Нам было рискованно играть в огороженных забором руинах, где оставались с войны неразорвавшиеся снаряды, или лазить вечерами в чужие сады за клубникой. Если нашу компанию заметят, то сразу скажут — там были аптекарские ребята. Остальных и узнавать не надо. Даже когда кого-нибудь из наших товарищей ловили, он мог назвать любую фамилию, а потом удрать, не боясь, что родители про это дознаются. Но никого не стоило ловить, раз уж опознаны мы. Достаточно на следующий день прийти в школу и допытаться через учителя, кто был нашим сообщником. Разумеется, взрослые всегда исходили из того, что сыновей аптекаря кто-то подбил на ту или иную шалость; мы считались хотя и легкомысленными, но по существу безвинными жертвами подлинных злоумышленников, поэтому в отличие от наших друзей по отношению к нам можно ограничиться почтительным извещением глубокоуважаемому господину доктору с супругой о досадном происшествии. Добиваться такого же строгого наказания, какое выпадало нашим друзьям, было бы напрасной попыткой.
Однажды я все-таки решил принудить учителей к тому, чтобы меня наказали. В школе кто-то повесил на черной доске очень злую карикатуру на нашего директора. Когда стали разыскивать автора, я взял вину на себя, хотя даже не видел злополучного рисунка, так как его тут же сняли. Я взял вину на себя, надеясь, что уж в этом-то случае не будет никакого снисхождения и ко мне отнесутся так, как отнеслись бы к любому другому школьнику. Мне хотелось, чтобы мой класс зауважал меня и чтобы ко мне проникся благодарностью тот, ради кого я жертвовал собою. Я мечтал, что спасу старшеклассника, который однажды на школьном дворе подойдет, молча положит мне на плечо свою руку и мы навсегда станем друзьями.

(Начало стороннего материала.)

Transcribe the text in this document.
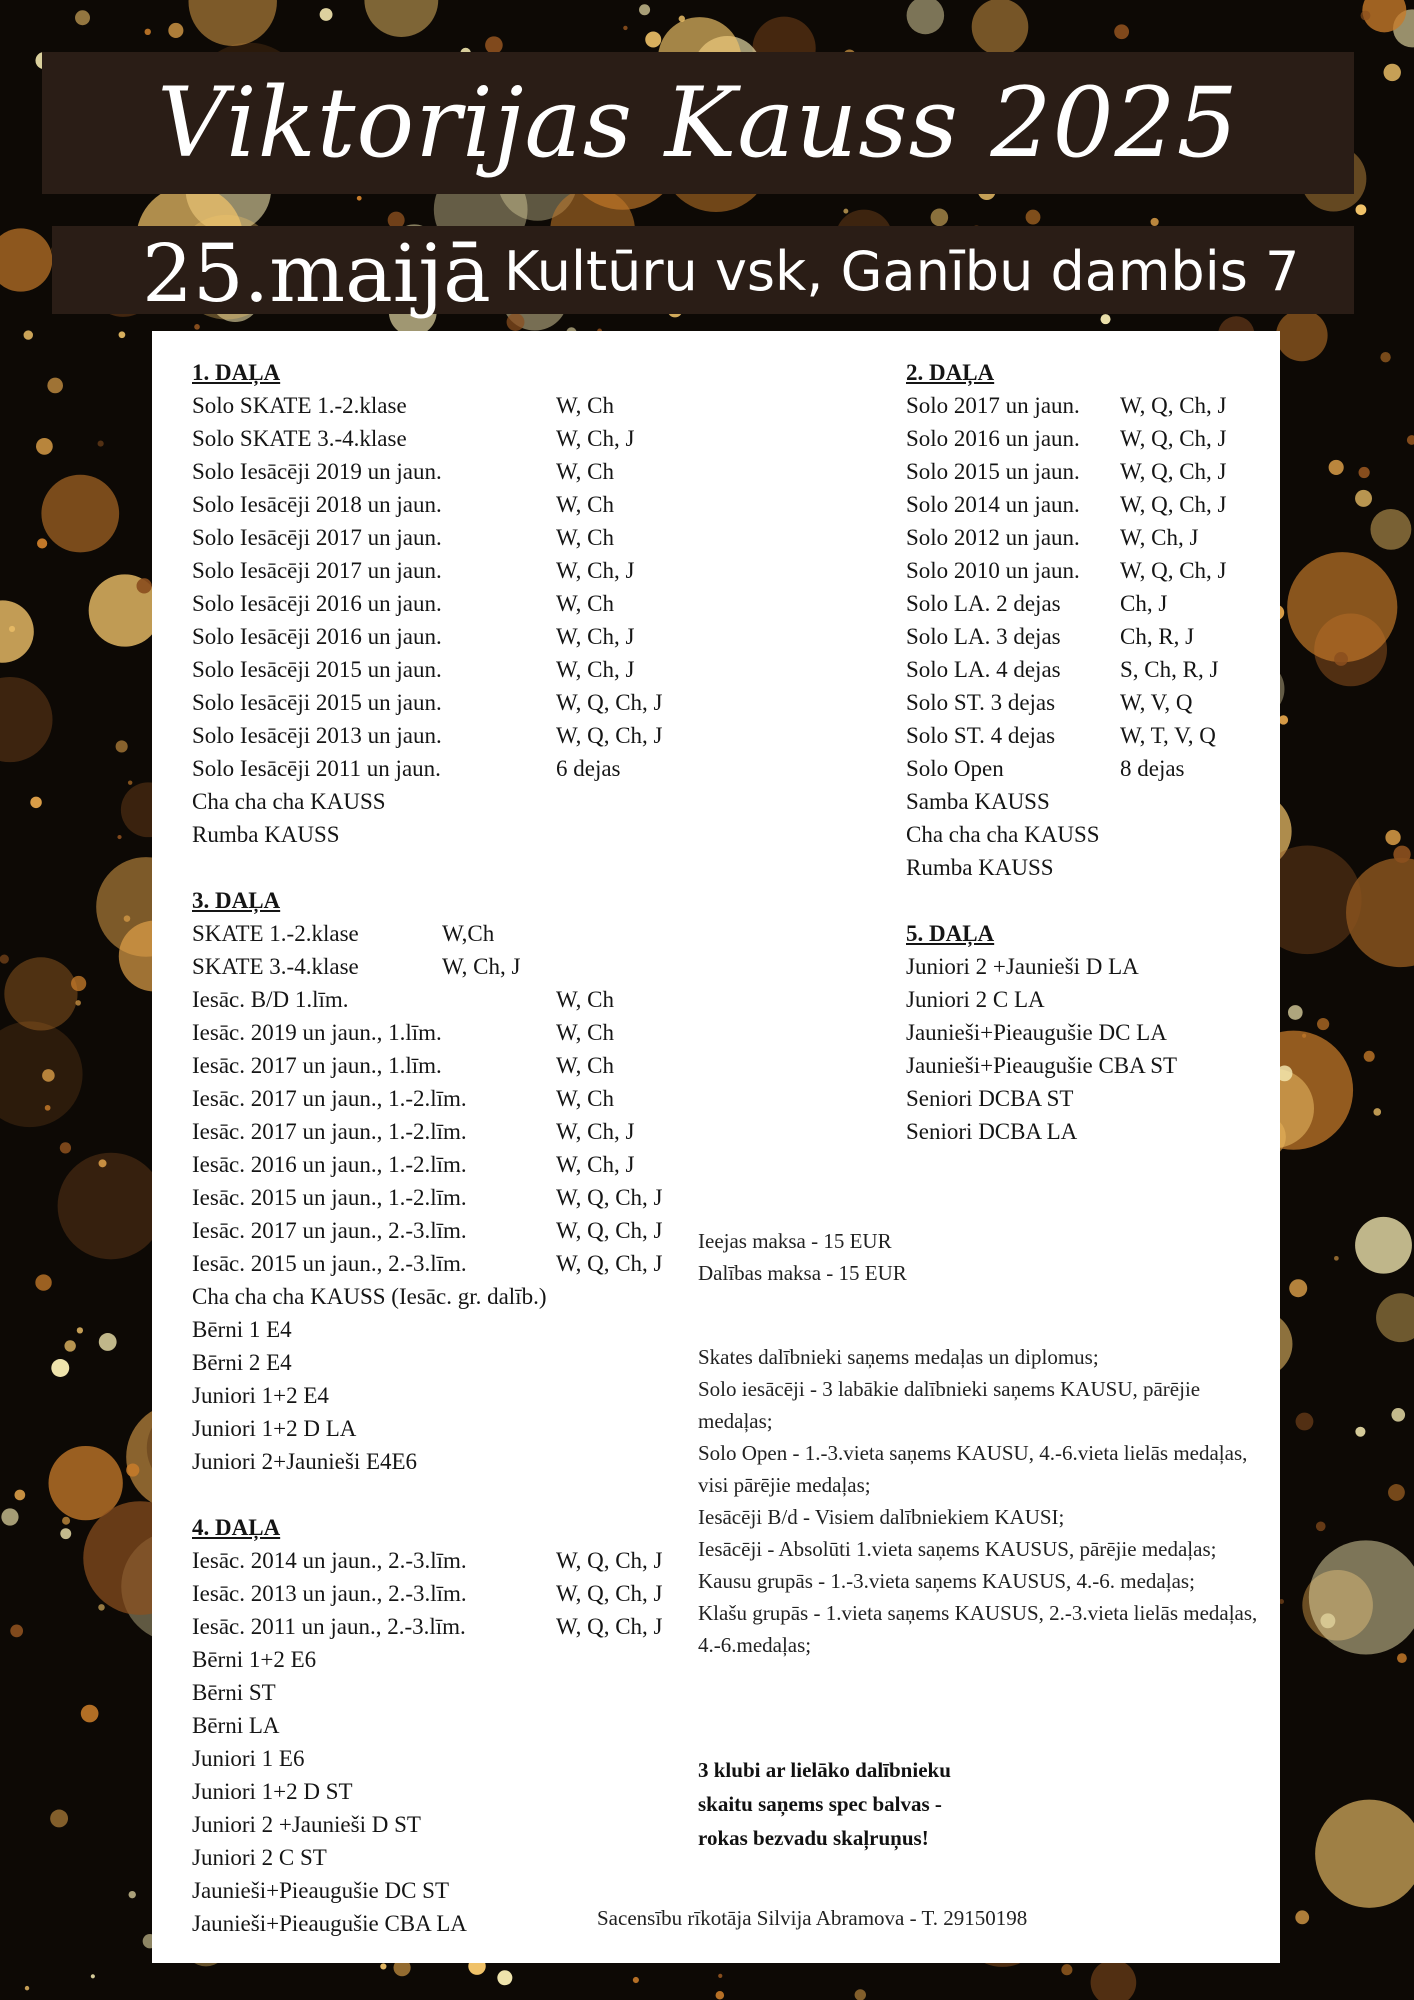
Viktorijas Kauss 2025
25.maijā Kultūru vsk, Ganību dambis 7
1. DAĻA
Solo SKATE 1.-2.klase	W, Ch
Solo SKATE 3.-4.klase	W, Ch, J
Solo Iesācēji 2019 un jaun.	W, Ch
Solo Iesācēji 2018 un jaun.	W, Ch
Solo Iesācēji 2017 un jaun.	W, Ch
Solo Iesācēji 2017 un jaun.	W, Ch, J
Solo Iesācēji 2016 un jaun.	W, Ch
Solo Iesācēji 2016 un jaun.	W, Ch, J
Solo Iesācēji 2015 un jaun.	W, Ch, J
Solo Iesācēji 2015 un jaun.	W, Q, Ch, J
Solo Iesācēji 2013 un jaun.	W, Q, Ch, J
Solo Iesācēji 2011 un jaun.	6 dejas
Cha cha cha KAUSS
Rumba KAUSS
3. DAĻA
SKATE 1.-2.klase	W,Ch
SKATE 3.-4.klase	W, Ch, J
Iesāc. B/D 1.līm.	W, Ch
Iesāc. 2019 un jaun., 1.līm.	W, Ch
Iesāc. 2017 un jaun., 1.līm.	W, Ch
Iesāc. 2017 un jaun., 1.-2.līm.	W, Ch
Iesāc. 2017 un jaun., 1.-2.līm.	W, Ch, J
Iesāc. 2016 un jaun., 1.-2.līm.	W, Ch, J
Iesāc. 2015 un jaun., 1.-2.līm.	W, Q, Ch, J
Iesāc. 2017 un jaun., 2.-3.līm.	W, Q, Ch, J
Iesāc. 2015 un jaun., 2.-3.līm.	W, Q, Ch, J
Cha cha cha KAUSS (Iesāc. gr. dalīb.)
Bērni 1 E4
Bērni 2 E4
Juniori 1+2 E4
Juniori 1+2 D LA
Juniori 2+Jaunieši E4E6
4. DAĻA
Iesāc. 2014 un jaun., 2.-3.līm.	W, Q, Ch, J
Iesāc. 2013 un jaun., 2.-3.līm.	W, Q, Ch, J
Iesāc. 2011 un jaun., 2.-3.līm.	W, Q, Ch, J
Bērni 1+2 E6
Bērni ST
Bērni LA
Juniori 1 E6
Juniori 1+2 D ST
Juniori 2 +Jaunieši D ST
Juniori 2 C ST
Jaunieši+Pieaugušie DC ST
Jaunieši+Pieaugušie CBA LA
2. DAĻA
Solo 2017 un jaun. W, Q, Ch, J
Solo 2016 un jaun. W, Q, Ch, J
Solo 2015 un jaun. W, Q, Ch, J
Solo 2014 un jaun. W, Q, Ch, J
Solo 2012 un jaun. W, Ch, J
Solo 2010 un jaun. W, Q, Ch, J
Solo LA. 2 dejas	Ch, J
Solo LA. 3 dejas	Ch, R, J
Solo LA. 4 dejas	S, Ch, R, J
Solo ST. 3 dejas	W, V, Q
Solo ST. 4 dejas	W, T, V, Q
Solo Open	8 dejas
Samba KAUSS
Cha cha cha KAUSS
Rumba KAUSS
5. DAĻA
Juniori 2 +Jaunieši D LA
Juniori 2 C LA
Jaunieši+Pieaugušie DC LA
Jaunieši+Pieaugušie CBA ST
Seniori DCBA ST
Seniori DCBA LA
Ieejas maksa - 15 EUR
Dalības maksa - 15 EUR
Skates dalībnieki saņems medaļas un diplomus;
Solo iesācēji - 3 labākie dalībnieki saņems KAUSU, pārējie medaļas;
Solo Open - 1.-3.vieta saņems KAUSU, 4.-6.vieta lielās medaļas, visi pārējie medaļas;
Iesācēji B/d - Visiem dalībniekiem KAUSI;
Iesācēji - Absolūti 1.vieta saņems KAUSUS, pārējie medaļas;
Kausu grupās - 1.-3.vieta saņems KAUSUS, 4.-6. medaļas;
Klašu grupās - 1.vieta saņems KAUSUS, 2.-3.vieta lielās medaļas, 4.-6.medaļas;
3 klubi ar lielāko dalībnieku
skaitu saņems spec balvas -
rokas bezvadu skaļruņus!
Sacensību rīkotāja Silvija Abramova - T. 29150198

Попытка не удалась. В кабинете директора мне битый час доказывали, что я никак не мог быть тем карикатуристом. Меня заставили написать под диктовку текст, который был под рисунком, и мой классный руководитель сравнил оба почерка. Покачав головой, все пришли к общему мнению, что сын аптекаря не способен сочинить столь злобный пасквиль. Мой поступок объяснили ложно понятым чувством товарищества, желанием пожертвовать собою, чтобы покрыть других, на худой конец предполагалось, что кто-то заставил меня взять вину на себя, — все это казалось моим учителям вполне вероятным, так как они исходили из благородства моих побуждений.
Я настаивал на своем и отчаивался из-за того, что мне не верили. Плача от бессильной ярости, я даже забыл, что не являюсь автором рисунка. Я твердил, что карикатура нарисована мною. Мне очень хотелось быть тем, другим, у кого нет таких уважаемых родителей и кому сразу же поверили бы, в чем бы он ни сознался. Я мечтал оказаться подкидышем.
Отец сел за письменный стол. Мы знали — сейчас последует заключительная фраза, приговор. Как обычно, он сперва продолжил прерванное занятие (сейчас он вновь принялся писать, а когда читал, то брал отложенную книгу и откидывался в кресле) и, делая вид, будто погружен в работу, сказал ровным, безучастным голосом:
— Матери одной не собрать смородину. Ближайшие полмесяца будете ходить после обеда в сад и по три часа помогать ей.
Потом он поднял глаза и вопросительно взглянул на нас, словно его впрямь интересовало наше мнение о приговоре.
— Все. Можете идти, — сказал он наконец.
Мы вышли из кабинета. Мыском ботинка брат пнул меня под коленку, у меня аж ноги подкосились, и я оказался на полу.
— С ума сошел? — зашипел я.
— Идиот, — ответил он таким же шепотом. — Из-за тебя и мне придется собирать эту чертову смородину.
— Судьба. Ничего не попишешь, — пробормотал я и, несмотря на боль, постарался улыбнуться брату, когда он проходил мимо.
Я знал, что он злится на меня не по-настоящему. Судьба, как мы это называли, могла обернуться и против меня за какое-либо из его прегрешений. А пинка я заслужил за то, что соврал про иностранную монету.
Через четверть часа в нашу комнату зашла мать и поставила два ведра.
— Иду в сад, — сказала она и отправилась туда, не дожидаясь ответа.